Here’s a look at five Pulitzer-winning critics. For more collections of essays and criticism, check out this article from Julia Rittenberg.
Robin Givhan
Currently in her second stint as fashion editor for The Washington Post, Robin Givhan won the Pulitzer in 2006. Peruse her work and you won’t find just runway coverage. Givhan instead examines singers, movie stars and even moviegoers; her piece “Wookiee at me! Clothes make the myth,” dealing with Star Wars fans who dress up as their favorite characters at the latest movie’s opening, is a highlight. (“Here are people with a remarkably high threshold for public embarrassment.”) Her sharp comments about politicians (Hillary Clinton, Dick Cheney) have caused the biggest stir.
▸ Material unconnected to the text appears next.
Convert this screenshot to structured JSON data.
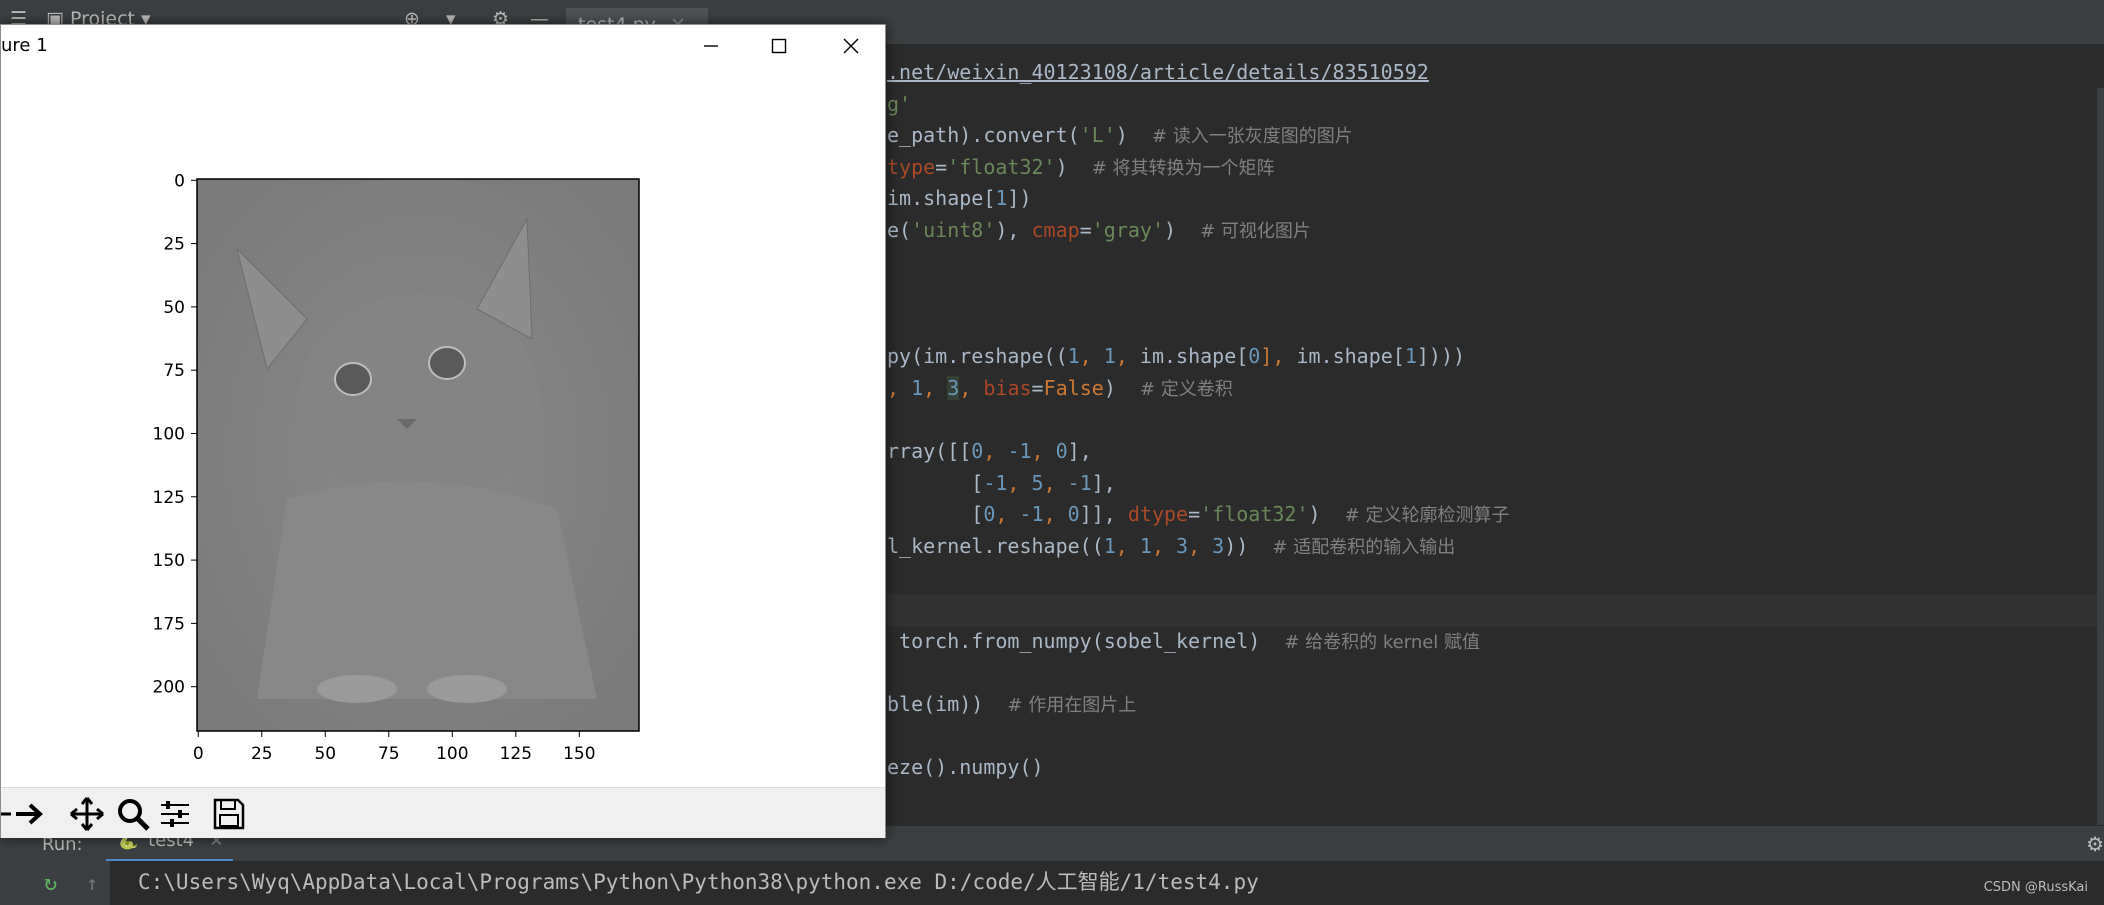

Her first book is The Battle of Versailles: The Night American Fashion Stumbled Into the Spotlight and Made History.
Hilton Als
A formidable presence in New York City journalism for 30 years now, Hilton Als has been a New Yorker staff writer since 1994 and theater critic since 2002. Informed by second-wave feminism, the sexual revolution, and the Civil Rights movement, Als reflects this melding, and sometimes clashing, of ideas in his writing, often down to the form itself; his second book, White Girls, was praised for its free blend of fact and fiction. Als won a Pulitzer in 2017 for his theater criticism. It only takes reading one review to know you’re in the hands of a critic steeped in his subject’s history; in reviewing Dear Evan Hansen, he digs up the relatively obscure Gershwin-Weill-Hart musical Lady in the Dark to chart the history of psychoanalysis’s treatment on stage. Recently, he was featured documentary Toni Morrison: The Pieces I Am.
Emily Nussbaum
“It looked like a good way to kill time,” Emily Nussbaum writes of Buffy the Vampire Slayer, a random episode of which she settled in for one late-‘90s night. One episode was all it took for Nussbaum to know she had found her niche. She left her doctoral program in literature behind and began writing obsessively about television. Since 2011, she has been the television critic for The New Yorker and won a Pulitzer in 2016. I Like to Watch: Arguing My Way Through the TV Revolution, released today, is her first book, collecting many of her recaps, essays, profiles and commentaries, including a good chunk of the ones that earned her the Prize. Respect is paid to dramatic milestones like The Sopranos, but it’s obvious Nussbaum’s heart lies with comedies. In one 2008 piece, she proclaims 30 Rock the best show on network television. In the introductory note to another essay, she heaps similar praise on Jane the Virgin. There’s a daunting amount of television out there. Nussbaum’s writing assures you that critically viewing any program is worthwhile and meaningful.
Roger Ebert
Everybody’s favorite film critic, or at least the first whose opinions cinephiles familiarize themselves with, the Chicago Sun-Times’s Roger Ebert won a Pulitzer in 1975, becoming the first film critic to do so. He earned the award for reviews of titles like Chinatown (“A 1940s private-eye movie that doesn’t depend on nostalgia or camp for its effect”), The Texas Chainsaw Massacre (“I can’t imagine why anyone would want to make a movie like this, and yet it’s well-made, well-acted and all too effective.”), and The Godfather Part II (“The stunning text of ‘The Godfather’ is replaced in ‘Part II’ with prologues, epilogues, footnotes, and good intentions.”) The bulk of his published writing can be found on the website that bears his name and carries on, through reviews by Matt Zoller Seitz, Monica Castillo, Odie Henderson, and more, six years after his death.
Inga Saffron
A three-time Pulitzer finalist who finally took home the award in 2014, Inga Saffron has been The Philadelphia Inquirer’s architecture critic for 20 years. She focuses on “projects of all sizes and shapes, but especially those that form the backdrop of our daily lives,” as her author page from the newspaper puts it. You wouldn’t expect a column about a proposal for a new casino to be interesting until you read Saffron’s “Best-laid plans for city casinos.” What is ostensibly an account of the latest gaming hall hearing instead becomes a deft illustration of how enthusiasm for a newfound freedom (to gamble, in this case) quickly fades into the background of life. (“Most people now treat casinos like supermarkets.”) The other four critics on this list make movies, television, fashion and/or theater mean everything. Saffron does the same for buildings. She has written one book, Caviar: The Strange History and Uncertain Future of the World’s Most Coveted Delicacy.